In the summertime, we wear our sunglasses on a regular basis but we should also be wearing them during the winter months because ultraviolet light can damage our eyes any time of the year. Here’s why you should wear your sunglasses in the winter, too.
UV light is electromagnetic radiation that isn’t visible to the human eye and there are different types of UV light, some more common than others. Ultraviolet rays are intense during all daylight hours any time of year. Cold temperatures don’t affect the intensity of these rays. The more common types of UV light are:
- UVA – A stands for aging. This type of radiation penetrates deep into the skin and can cause premature aging of the eye and the tissue surrounding it.
- UVB – B stands for burning. This type of radiation generally affects the outer layers of the skin, causing sunburns, premature aging and skin cancer.
- UVC – This is the strongest and most dangerous form of UV light, however, these rays are blocked by the earth’s ozone layer and don’t reach the earth’s surface.

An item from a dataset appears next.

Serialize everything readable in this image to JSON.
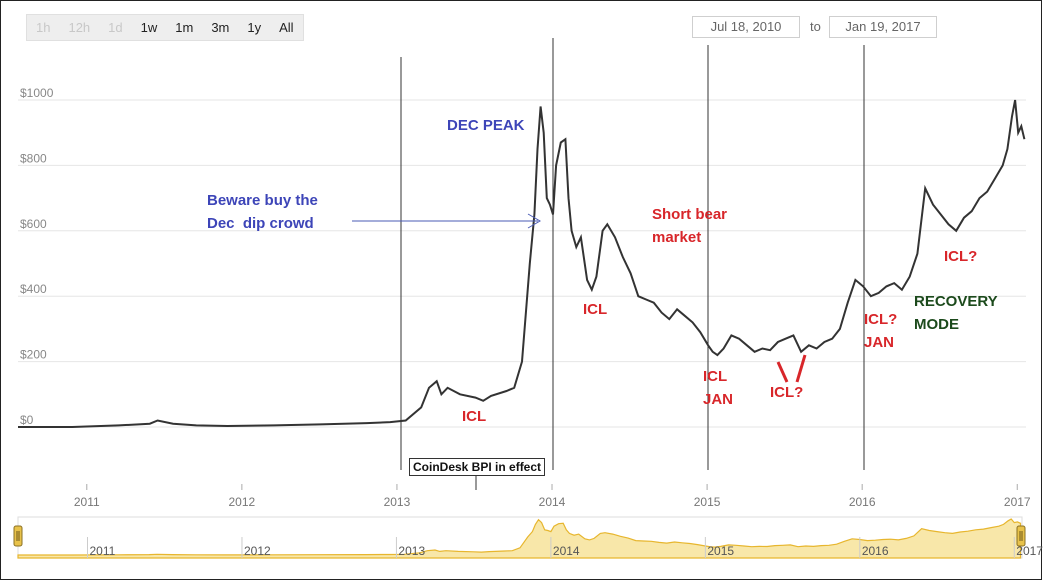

While you may have experienced sunburn from UV radiation, UV light can also damage the lens, cornea and retina of the eye. Conditions that can be linked to UV light exposure include:
- Macular degeneration
- Pterygium (non-cancerous growth in the thin, clear tissue of the eye)
- Possible blindness
- Pingueculae (non-cancerous disease of the conjunctiva)
- Photokeratitis (snow blindness)
Failure to wear proper sun protection can cause an inflammatory response of the cornea in as little as 8 to 24 hours after exposure to significant amounts of UV radiation. Some forms of optical damage can occur in as little as 20 seconds, while conditions like pingueculae, pterygium and cataracts develop slowly over time.
Treating UV Damage
Photokeratitis is usually treated with topical corticosteroids, antibiotics, heavy lubrication and avoiding sunlight until the condition is corrected.
If a pterygium becomes significant enough to impair vision, surgery may be required to remove it.
Cataracts, too, can be surgically removed when they begin to affect sight. In many cases an intraocular lens can be implanted during the surgery to restore proper vision.
A pingueculae rarely requires surgical intervention. This condition is commonly treated with sun protection and lubrication.
Protecting Your Eyes
The most common ways to protect your eyes from UV radiation is by wearing wide-brimmed hats and sunglasses. Sunglasses clearly labelled as offering UV protection, should be worn during the winter months, as well as in the summertime.
Skiers, boaters and beachgoers are at a higher risk for sun damage due to the sun reflecting off of snow and water.